Note: Bepaal vanuit de normale bedieningspositie de linker– en rechterzijde van de machine.

Afstelling

Contact tussen ondermes en messenkooi afstellen

Voer deze stappen uit om het contact tussen ondermes en messenkooi af te stellen en de toestand en onderlinge werking van het ondermes en messenkooi te controleren. Test na deze procedure altijd de prestaties van de maaimachine en doe dit onder omstandigheden die normaal zijn voor uw werkgebied. Mogelijk moet u de machine nog verder afstellen om deze optimaal te laten maaien.

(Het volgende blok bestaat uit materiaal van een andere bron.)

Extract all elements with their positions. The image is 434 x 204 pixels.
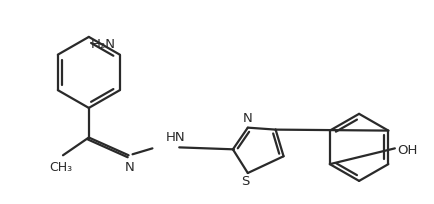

Important: Maak het contact tussen het ondermes en de messenkooi niet te groot; u zult het ondermes beschadigen.

  • Na het wetten van het maaidek of het slijpen van de messen kan het zijn dat u er enkele minuten mee moet maaien en vervolgens deze procedure uitvoeren om het contact tussen het ondermes en de messenkooi af te stellen; het ondermes en de messenkooi zetten zich namelijk naar elkaar.

  • Mogelijk is er nog verdere afstelling nodig als het om zeer dichte gazonbegroeiing gaat of als u een erg lage maaihoogte gebruikt.

U hebt het volgende gereedschap nodig om deze procedure uit te voeren:

  • Afstandsplaat 0,05mm – Toro onderdeelnummer 125-5611

  • Maaitestpapier – Toro onderdeelnummer 125-5610

  1. Plaats de maai-eenheid op een vlak, horizontaal oppervlak. Draai de stelschroeven van de ondermesbalk linksom zodat de ondermesbalk de messenkooi niet raakt (Figure 8).

    g019940
  2. Kantel het maaidek zodat u bij het ondermes en de messenkooi kunt komen.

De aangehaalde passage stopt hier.